The idea, Rayid Ghani recalled, grew out of his experience speaking to computer science students at elite schools like Carnegie Mellon, Stanford and the University of Chicago. US President Barack Obama had just won his re-election bid last fall. And Ghani, chief scientist for the campaign, was on a kind of explanatory victory tour, describing how cutting-edge data analysis and computing tools gave its side an edge.
For Ghani, the Obama campaign demonstrated how those tools could be used to influence people in fields beyond the well-known commercial ones, like search, social networks and online advertising. And beyond politics, he would tell the students, were a host of social challenges in health care, education and urban development where their skills could be put to good use, working with nonprofits, civic groups and local governments.

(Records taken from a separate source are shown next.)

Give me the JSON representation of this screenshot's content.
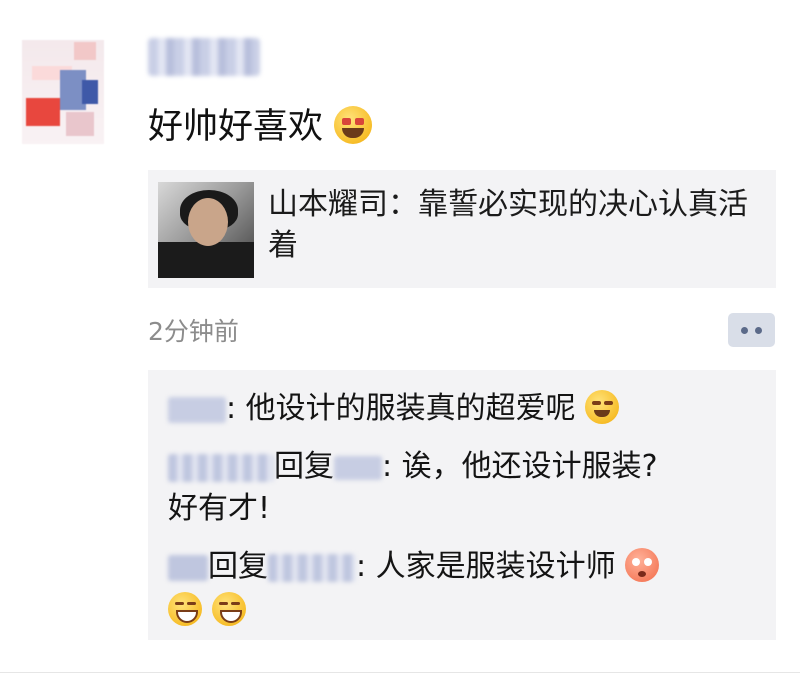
{
  "post": {
    "text": "好帅好喜欢",
    "emoji": "star-struck-emoji"
  },
  "share": {
    "title": "山本耀司：靠誓必实现的决心认真活着",
    "thumbnail": "portrait-photo"
  },
  "meta": {
    "time": "2分钟前",
    "comment_icon": "comment-bubble-icon"
  },
  "comments": [
    {
      "text": ": 他设计的服装真的超爱呢",
      "emoji": "smiling-emoji"
    },
    {
      "reply_label": "回复",
      "text": ": 诶，他还设计服装?",
      "text2": "好有才!"
    },
    {
      "reply_label": "回复",
      "text": ": 人家是服装设计师",
      "emoji": "flushed-emoji",
      "emoji2": "grinning-squint-emoji"
    }
  ],
  "colors": {
    "card_bg": "#f3f3f5",
    "time_text": "#8c8c8c",
    "comment_button": "#d9dee8"
  }
}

The students, Ghani said, seemed mostly unaware of the opportunity for such social applications. "So much of the computing agenda today is motivated by the problems that the big internet companies face," he observed. "But if all these kids are doing that, they are not working on the things that really matter."
So Ghani created the Data Science for Social Good fellowship programme at the University of Chicago, which began in June, and gives aspiring young data scientists a chance to tackle real-world social problems. The programme owes its existence to a private pool of wealth created by an internet giant. It is financed by the Schmidt Family Foundation, an educational charity led by Eric Schmidt, executive chairman of Google, and his wife, Wendy.

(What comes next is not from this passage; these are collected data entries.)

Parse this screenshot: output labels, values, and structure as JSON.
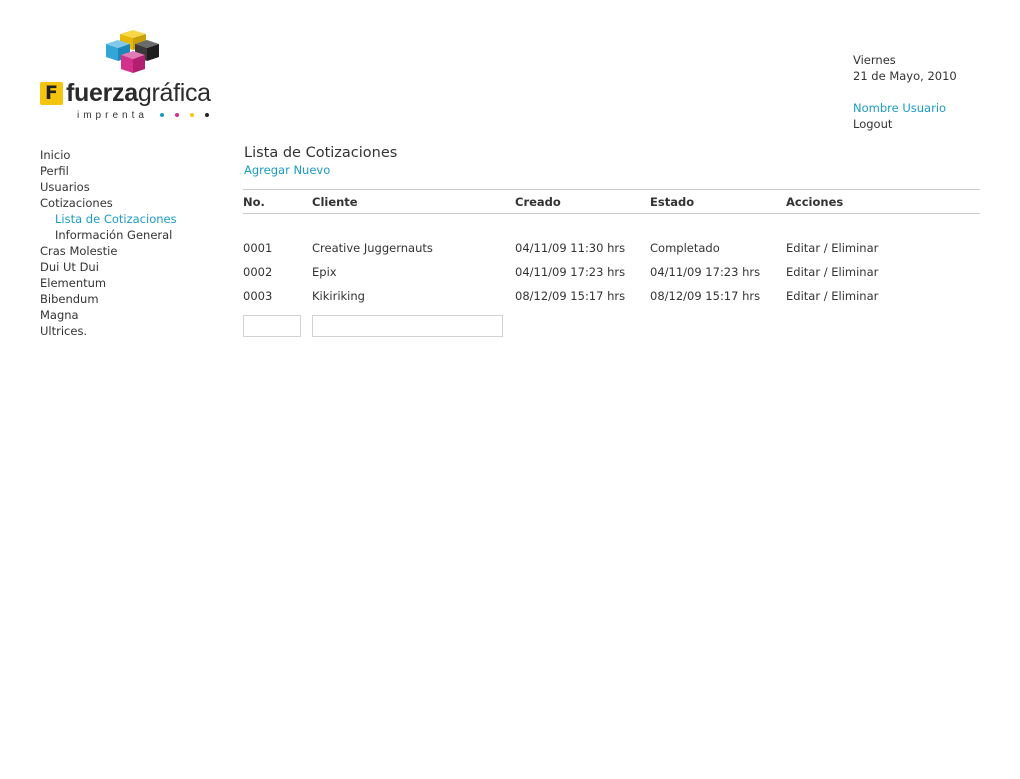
{
  "brand": {
    "logo_letter": "F",
    "name_bold": "fuerza",
    "name_regular": "gráfica",
    "tagline": "imprenta",
    "dot_colors": [
      "#1b9bc4",
      "#d4318c",
      "#f4c40f",
      "#222222"
    ]
  },
  "header": {
    "day": "Viernes",
    "date": "21 de Mayo, 2010",
    "username": "Nombre Usuario",
    "logout": "Logout"
  },
  "sidebar": {
    "items": [
      {
        "label": "Inicio"
      },
      {
        "label": "Perfil"
      },
      {
        "label": "Usuarios"
      },
      {
        "label": "Cotizaciones"
      },
      {
        "label": "Lista de Cotizaciones",
        "active": true,
        "sub": true
      },
      {
        "label": "Información General",
        "sub": true
      },
      {
        "label": "Cras Molestie"
      },
      {
        "label": "Dui Ut Dui"
      },
      {
        "label": "Elementum"
      },
      {
        "label": "Bibendum"
      },
      {
        "label": "Magna"
      },
      {
        "label": "Ultrices."
      }
    ]
  },
  "main": {
    "title": "Lista de Cotizaciones",
    "add_new": "Agregar Nuevo",
    "table": {
      "headers": {
        "no": "No.",
        "cliente": "Cliente",
        "creado": "Creado",
        "estado": "Estado",
        "acciones": "Acciones"
      },
      "rows": [
        {
          "no": "0001",
          "cliente": "Creative Juggernauts",
          "creado": "04/11/09  11:30 hrs",
          "estado": "Completado",
          "editar": "Editar",
          "sep": "/",
          "eliminar": "Eliminar"
        },
        {
          "no": "0002",
          "cliente": "Epix",
          "creado": "04/11/09  17:23 hrs",
          "estado": "04/11/09  17:23 hrs",
          "editar": "Editar",
          "sep": "/",
          "eliminar": "Eliminar"
        },
        {
          "no": "0003",
          "cliente": "Kikiriking",
          "creado": "08/12/09  15:17 hrs",
          "estado": "08/12/09  15:17 hrs",
          "editar": "Editar",
          "sep": "/",
          "eliminar": "Eliminar"
        }
      ],
      "filter_no": {
        "value": "",
        "placeholder": ""
      },
      "filter_cliente": {
        "value": "",
        "placeholder": ""
      }
    }
  },
  "colors": {
    "link": "#1b9bc4",
    "text": "#333333",
    "rule": "#c9c9c9"
  }
}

In March, Ghani joined the University of Chicago, where he is a research scientist at both the Harris School of Public Policy and the Computation Institute. That month, he made a trip to Silicon Valley and visited Schmidt, whom he had worked with on the Obama campaign. Ghani described his idea for a summer fellowship programme. Impressed, Schmidt urged Ghani to move quickly and do it for this summer.

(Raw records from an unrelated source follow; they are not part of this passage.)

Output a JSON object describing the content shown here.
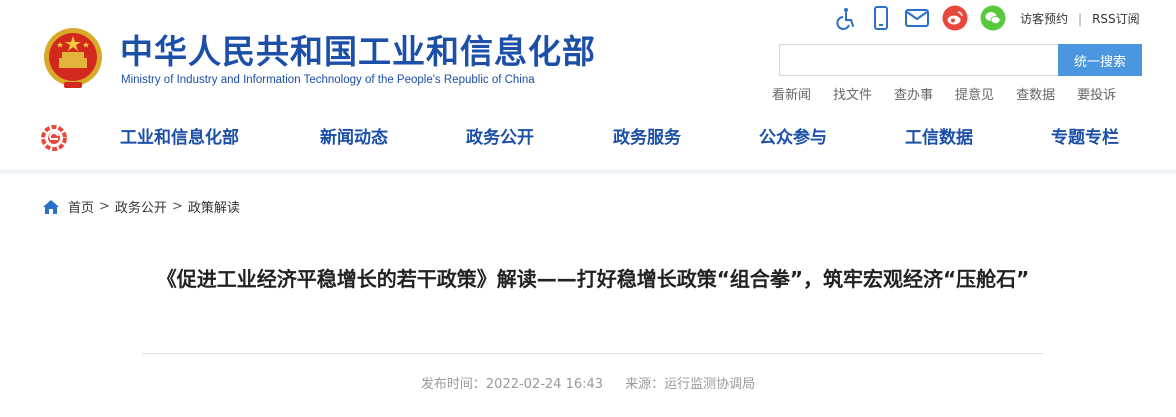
{
  "header": {
    "ministry_name_cn": "中华人民共和国工业和信息化部",
    "ministry_name_en": "Ministry of Industry and Information Technology of the People's Republic of China",
    "top_icons": [
      "accessibility-icon",
      "mobile-icon",
      "mail-icon",
      "weibo-icon",
      "wechat-icon"
    ],
    "top_links": {
      "visit": "访客预约",
      "separator": "|",
      "rss": "RSS订阅"
    },
    "search": {
      "placeholder": "",
      "button_label": "统一搜索"
    },
    "quick_links": [
      "看新闻",
      "找文件",
      "查办事",
      "提意见",
      "查数据",
      "要投诉"
    ]
  },
  "nav": {
    "items": [
      "工业和信息化部",
      "新闻动态",
      "政务公开",
      "政务服务",
      "公众参与",
      "工信数据",
      "专题专栏"
    ]
  },
  "breadcrumb": {
    "items": [
      "首页",
      "政务公开",
      "政策解读"
    ],
    "separator": ">"
  },
  "article": {
    "title": "《促进工业经济平稳增长的若干政策》解读——打好稳增长政策“组合拳”，筑牢宏观经济“压舱石”",
    "publish_label": "发布时间：",
    "publish_time": "2022-02-24 16:43",
    "source_label": "来源：",
    "source": "运行监测协调局"
  },
  "colors": {
    "brand_blue": "#1b4fa8",
    "search_button": "#4a97e0",
    "weibo": "#e8483c",
    "wechat": "#5ac83c",
    "icon_blue": "#2a6fc9"
  }
}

In an email, Schmidt explained that he spent a lot of time in Chicago for the Obama campaign, and he grew fond of the city and admired the University of Chicago. "This is a small way to help that might have a bigger impact than we think," he wrote.
Urban social problems are a fresh challenge for sophisticated data tools. Regardless of what the students eventually do, the summer, Schmidt wrote, will be a valuable experience. "Almost all the interesting jobs will be related to Big Data in the future."